Results: In the SCD mouse model, LDPM indicated that all of the molecular and physiological triggers promoted VO, significantly decreasing both blood flow velocity and perfusion in the cutaneous microcirculation. The physiological triggers all augmented microvascular leukocyte rolling and moderately increased adhesion, while hypoxia/ reperfusion and dehydration, but not cold, induced circulating NPA formation. Notably, the molecular triggers differed more distinctly in their mechanistic responses. In SCD mice, the bacterial component, LPS, caused extensive microvascular leukocyte adhesion without NPA formation, while TNFα cytokine amplified leukocyte rolling, adhesion and caused significant NPA formation. Consistently, stimulation of blood from SCA patients with LPS led to global activation of neutrophils, with increased expressions of the MAC-1 integrin (CD18/CD11b), CD66b, CD64 and CD33, and RBC recruitment at the heart of the VO aggregate, indicating enhanced RBC adhesion to other blood cells, rather than to endothelial cells. TNFα stimulation of SCA patient blood, however, caused a specific increase in neutrophil MAC-1 expression, but not of other adhesion molecules, and an overrepresentation of the plts inside the VO cluster. In contrast, the major effect of hemin in SCD mice was an acceleration of leukocyte rolling, but without significant leukocyte adhesion. Once again, this was consistent with the lack of overexpression of adhesion or activation molecules on neutrophils after the addition of RBC lysis content to SCA whole blood. Finally, in SCD mice, the viral response cytokine, IFNα, induced leukocyte rolling, in association with moderate adhesion, but with a very significant increase in NPA formation. Significantly, IFNα also drastically increased the adhesion of plts from SCA blood to endothelial cell layers during microfluidic flow assays, together with increased RBC adhesion both to endothelial cells and to other cell types, but in the absence neutrophil phenotype alterations.

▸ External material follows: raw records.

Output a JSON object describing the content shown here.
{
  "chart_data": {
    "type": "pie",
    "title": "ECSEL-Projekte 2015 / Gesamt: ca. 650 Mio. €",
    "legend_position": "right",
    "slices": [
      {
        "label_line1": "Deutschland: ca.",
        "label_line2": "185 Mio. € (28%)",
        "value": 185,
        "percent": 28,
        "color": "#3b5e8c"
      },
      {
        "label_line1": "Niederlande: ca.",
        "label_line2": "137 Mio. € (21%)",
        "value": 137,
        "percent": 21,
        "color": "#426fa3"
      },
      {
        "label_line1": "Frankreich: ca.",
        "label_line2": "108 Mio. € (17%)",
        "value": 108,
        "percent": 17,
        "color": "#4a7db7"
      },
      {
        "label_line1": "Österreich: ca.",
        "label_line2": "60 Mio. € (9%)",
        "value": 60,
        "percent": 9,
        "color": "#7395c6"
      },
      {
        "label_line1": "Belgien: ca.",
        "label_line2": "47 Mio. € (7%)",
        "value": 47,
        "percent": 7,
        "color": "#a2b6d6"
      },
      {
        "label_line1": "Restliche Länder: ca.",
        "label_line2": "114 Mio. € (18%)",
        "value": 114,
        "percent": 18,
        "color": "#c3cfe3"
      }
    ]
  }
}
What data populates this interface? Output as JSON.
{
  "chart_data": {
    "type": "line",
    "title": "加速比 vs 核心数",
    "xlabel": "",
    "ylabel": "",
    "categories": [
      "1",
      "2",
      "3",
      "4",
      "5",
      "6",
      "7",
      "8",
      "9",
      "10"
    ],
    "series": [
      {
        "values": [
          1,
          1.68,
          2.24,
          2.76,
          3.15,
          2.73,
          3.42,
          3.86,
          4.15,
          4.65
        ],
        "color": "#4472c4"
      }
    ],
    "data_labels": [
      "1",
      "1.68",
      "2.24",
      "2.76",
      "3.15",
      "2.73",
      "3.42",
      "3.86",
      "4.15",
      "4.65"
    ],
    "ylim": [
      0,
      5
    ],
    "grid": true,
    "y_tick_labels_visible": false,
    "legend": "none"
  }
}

Conclusions: Our study is the first to demonstrate that VO is not a uniform phenomenon, and probably depends on the specific trigger of the crisis. Molecular triggers amplified inflammatory responses more than physiological events, revealing specific VOC mechanistics. For instance, phenotypic leukocyte changes were crucial to bacterial component-induced VO, while plt activity was central to the IFNα response. Findings represent an important step towards defining targeted strategies for personalized VOC reversal in patients, according to the triggering event.

Disclosures

Gotardo:Novartis Pharma AG: Research Funding. Conran:Novartis Pharma AG: Research Funding; Novo Nordisk: Membership on an entity's Board of Directors or advisory committees.